Take a look at this LTE in the Seattle Times (link will probably only be good for a day), citing our 2008 Braking News report  in discussing Washington state’s budget woes:

I have a simple proposal for closing the budget gap: Increase gas taxes by $1 per gallon.

With current gasoline prices, this would likely bring us back to gas prices we were seeing a few years back and would provide benefits that would last a lifetime.

Higher prices mean: reduced gas consumption, resulting in lower CO2 levels; decreased risk of oil spills; increased use of our underused light-rail investment; adoption of alternative-energy options and resultant jobs; and more money lining our government’s pockets instead of corrupt regimes.

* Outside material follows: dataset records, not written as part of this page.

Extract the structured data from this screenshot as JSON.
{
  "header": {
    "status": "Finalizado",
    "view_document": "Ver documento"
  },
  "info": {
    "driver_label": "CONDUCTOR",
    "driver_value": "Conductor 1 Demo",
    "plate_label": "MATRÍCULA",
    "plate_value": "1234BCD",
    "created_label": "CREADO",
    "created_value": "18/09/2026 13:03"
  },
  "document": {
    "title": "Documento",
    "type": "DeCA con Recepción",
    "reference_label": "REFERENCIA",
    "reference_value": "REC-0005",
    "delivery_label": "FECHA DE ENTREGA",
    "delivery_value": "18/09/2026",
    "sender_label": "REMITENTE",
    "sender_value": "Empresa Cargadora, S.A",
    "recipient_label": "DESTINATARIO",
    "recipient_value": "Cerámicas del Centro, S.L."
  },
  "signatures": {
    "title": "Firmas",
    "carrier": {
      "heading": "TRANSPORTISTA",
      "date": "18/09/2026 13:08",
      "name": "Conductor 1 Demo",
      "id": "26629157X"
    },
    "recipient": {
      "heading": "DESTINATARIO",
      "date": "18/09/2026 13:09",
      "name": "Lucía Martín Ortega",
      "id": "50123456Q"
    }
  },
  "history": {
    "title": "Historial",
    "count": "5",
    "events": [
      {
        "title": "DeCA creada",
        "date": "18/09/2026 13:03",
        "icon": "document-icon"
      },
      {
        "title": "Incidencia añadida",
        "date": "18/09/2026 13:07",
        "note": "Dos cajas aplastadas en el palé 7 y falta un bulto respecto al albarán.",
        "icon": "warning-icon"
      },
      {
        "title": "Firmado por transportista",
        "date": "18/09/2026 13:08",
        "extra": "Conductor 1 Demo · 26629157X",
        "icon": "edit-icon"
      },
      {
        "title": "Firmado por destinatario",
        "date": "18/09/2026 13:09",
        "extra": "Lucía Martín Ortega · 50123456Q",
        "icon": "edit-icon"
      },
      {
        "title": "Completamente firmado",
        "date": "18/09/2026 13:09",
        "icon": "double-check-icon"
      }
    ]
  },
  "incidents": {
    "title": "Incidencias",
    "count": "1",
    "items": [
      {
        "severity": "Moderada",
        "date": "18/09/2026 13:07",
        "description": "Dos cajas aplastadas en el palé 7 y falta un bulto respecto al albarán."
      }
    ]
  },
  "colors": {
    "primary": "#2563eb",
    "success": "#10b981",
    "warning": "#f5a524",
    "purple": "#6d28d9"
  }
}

According to a 2008 report on gas consumption from the Sightline Institute, Washington state drivers consume approximately 2.6 billion gallons of gas per year. Bingo! 2.6 billion times $1 equals a closed budget gap. The average person’s weekly gas consumption is 7.9 gallons, so the personal hit will average $32 per month—that’s less than a latte a day. Imagine the precedent this would set for the state and the country.

—Jon Lisbin, Seattle

We didn’t have anything to do with the LTE. But it’s a clever comparison, and it certainly puts the state’s “massive” budget gap in context. When oil companies increase prices, we pony up with only a bit of grumbling. So if we’re willing to spend a buck a gallon mostly to bolster oil companies’ bottom lines, why shouldn’t we be willing to spend the same amount to shore up the vital community services that boost our quality of life?